This book is a collection of all the Essays of Professor Allan R.
Brewer-Carias on the Venezuelan Authoritarian Government and the
Demolition of the Rule of Law, written during the past fourteen
years (1999-2014), in which he has analyzed not only the most
important aspects of Venezuelan constitutional law provisions
according to the 1999 Constitution, but also how the authoritarian
government installed in the country since its enactment, has ruled
it against the rule of the Constitution, subverting the democratic
regime from within by using its own institutions and tools. The
process began with the convening of a Constituent Assembly in 1999
against the provisions of the then in force 1961 Constitution,
seeking to supposedly impose people's sovereignty over the
principle of constitutional supremacy.
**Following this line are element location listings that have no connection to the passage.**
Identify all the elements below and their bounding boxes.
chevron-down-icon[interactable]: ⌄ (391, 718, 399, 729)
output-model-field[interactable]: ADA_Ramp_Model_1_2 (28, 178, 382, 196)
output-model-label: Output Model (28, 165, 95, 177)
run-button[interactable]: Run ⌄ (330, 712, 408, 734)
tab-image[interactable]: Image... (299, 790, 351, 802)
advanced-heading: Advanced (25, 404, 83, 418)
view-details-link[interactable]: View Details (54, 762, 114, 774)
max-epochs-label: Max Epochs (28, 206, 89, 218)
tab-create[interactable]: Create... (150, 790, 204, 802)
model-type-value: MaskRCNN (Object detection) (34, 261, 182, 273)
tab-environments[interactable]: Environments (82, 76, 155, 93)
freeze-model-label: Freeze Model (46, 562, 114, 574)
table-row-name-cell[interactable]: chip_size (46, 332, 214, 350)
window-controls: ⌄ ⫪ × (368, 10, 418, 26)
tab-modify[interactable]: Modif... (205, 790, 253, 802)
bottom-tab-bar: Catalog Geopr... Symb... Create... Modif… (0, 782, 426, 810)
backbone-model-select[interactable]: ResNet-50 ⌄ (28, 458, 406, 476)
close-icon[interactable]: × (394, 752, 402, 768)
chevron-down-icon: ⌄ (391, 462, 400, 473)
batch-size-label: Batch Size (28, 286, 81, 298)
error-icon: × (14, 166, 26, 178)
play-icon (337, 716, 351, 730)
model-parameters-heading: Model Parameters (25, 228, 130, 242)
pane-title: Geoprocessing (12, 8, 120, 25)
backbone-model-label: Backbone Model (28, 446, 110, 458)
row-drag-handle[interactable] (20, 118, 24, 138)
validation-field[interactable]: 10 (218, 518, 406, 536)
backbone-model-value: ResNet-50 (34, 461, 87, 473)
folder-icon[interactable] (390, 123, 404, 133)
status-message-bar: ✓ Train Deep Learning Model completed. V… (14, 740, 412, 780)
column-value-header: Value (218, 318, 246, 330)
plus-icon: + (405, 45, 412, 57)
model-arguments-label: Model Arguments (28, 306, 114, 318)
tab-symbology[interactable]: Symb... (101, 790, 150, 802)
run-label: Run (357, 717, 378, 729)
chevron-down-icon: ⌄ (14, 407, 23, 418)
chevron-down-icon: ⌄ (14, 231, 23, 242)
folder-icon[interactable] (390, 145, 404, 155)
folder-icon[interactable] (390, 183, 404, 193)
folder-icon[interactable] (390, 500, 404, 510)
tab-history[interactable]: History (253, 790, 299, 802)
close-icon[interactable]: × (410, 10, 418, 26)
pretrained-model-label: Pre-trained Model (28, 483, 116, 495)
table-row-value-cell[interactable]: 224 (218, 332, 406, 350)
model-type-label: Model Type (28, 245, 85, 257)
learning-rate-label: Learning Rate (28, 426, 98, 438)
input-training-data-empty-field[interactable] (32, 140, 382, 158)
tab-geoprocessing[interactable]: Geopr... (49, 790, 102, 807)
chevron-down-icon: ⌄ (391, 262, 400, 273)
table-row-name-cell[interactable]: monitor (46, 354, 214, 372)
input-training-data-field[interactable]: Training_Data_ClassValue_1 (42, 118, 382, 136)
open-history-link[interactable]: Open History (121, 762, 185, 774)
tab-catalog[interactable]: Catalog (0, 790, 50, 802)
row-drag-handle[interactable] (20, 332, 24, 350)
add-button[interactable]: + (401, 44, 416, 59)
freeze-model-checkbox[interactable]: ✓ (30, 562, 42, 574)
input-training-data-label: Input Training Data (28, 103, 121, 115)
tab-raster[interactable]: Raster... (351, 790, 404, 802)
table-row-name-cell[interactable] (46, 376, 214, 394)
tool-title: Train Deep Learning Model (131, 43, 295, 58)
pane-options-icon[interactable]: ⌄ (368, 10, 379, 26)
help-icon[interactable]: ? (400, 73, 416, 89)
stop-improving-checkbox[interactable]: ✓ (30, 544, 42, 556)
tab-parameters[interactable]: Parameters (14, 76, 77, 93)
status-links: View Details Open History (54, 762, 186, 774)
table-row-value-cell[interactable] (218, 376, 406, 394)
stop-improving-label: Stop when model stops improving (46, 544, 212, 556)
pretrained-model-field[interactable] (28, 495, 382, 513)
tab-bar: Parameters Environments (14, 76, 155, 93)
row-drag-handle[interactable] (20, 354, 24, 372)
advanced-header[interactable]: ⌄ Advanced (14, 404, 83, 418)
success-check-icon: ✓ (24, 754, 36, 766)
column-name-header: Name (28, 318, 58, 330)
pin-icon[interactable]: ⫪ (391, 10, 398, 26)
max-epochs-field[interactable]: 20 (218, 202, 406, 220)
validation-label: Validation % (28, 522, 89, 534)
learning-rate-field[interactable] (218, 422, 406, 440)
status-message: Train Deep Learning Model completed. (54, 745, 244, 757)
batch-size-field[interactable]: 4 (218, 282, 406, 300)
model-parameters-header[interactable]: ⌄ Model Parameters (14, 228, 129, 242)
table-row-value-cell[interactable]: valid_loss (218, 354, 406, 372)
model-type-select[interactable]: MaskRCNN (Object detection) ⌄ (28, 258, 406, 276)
What resulted was the
intervention and takeover of all branches of government, being the
Constituent Assembly the main tool used for assaulting the State's
powers, imposing in the country an authoritarian, centralistic and
militaristic government, eliminating, any sort of check and balance
framework, subjecting the Judiciary to strict political control,
and consequently, dismantling the rule of law. In addition, the
Constituent Assembly assured that the main provisions of the new
Constitution, particularly on the decentralized form of government,
the principle of separation of powers, the independence of the
judiciary and the representative democratic government, were to be
suspended in their effective enforcement due to an endless
transitional constitutional regime it imposed. It was the same
"formula" of convening Constituent Assemblies departing from the
Constitution then in force, that a few years later was also applied
in Ecuador (2007), and ten years later was tried to be imposed in
Honduras (2009), in a failed presidential attempt that in that case
the Supreme Court declared unconstitutional. The idea, in any case,
continues to be a recurrent one that in many countries has been
proposed. The consequence of that process in Venezuela has been
that since the election of the late President Hugo Chavez Frias in
December 1998, whose only electoral program and proposal was to
convene a Constituent Assembly, the country, formerly envied
because of its democratic tradition and accomplishment during the
second half of the 20th century, suffered a tragic setback
regarding democratic standards, experiencing a continuous,
persistent and deliberated institution demolishing process and
destruction of democracy, never before occurred in the
constitutional history of the country. At his death, and after
fourteen years in power, the main political legacy of Chavez was no
other than a country lacking the most essential elements of
democracy as they are defined in the Inter American Democratic
Charter, namely the assurance of the access to power and its
exercise subject to the rule of law; the performing of periodic,
free and fair elections based on universal and secret vote as an
expression of the sovereignty of the people; the plural regime of
political parties and organizations; the separation and
independence of all branches of government, and the respect for
human rights and fundamental freedoms. All this process is analyzed
in this book, for which purpose the original text of the thirty
Essays it contains, written and many of them published in different
moments and occasions during the past years, has been preserved, so
despite the repetition of some ideas and references, they remain as
a testimony of the ideas expressed at the time when they were
written, and on the course of the different events that led to the
complete destruction of the constitutional rule and of the
democratic principle in the country."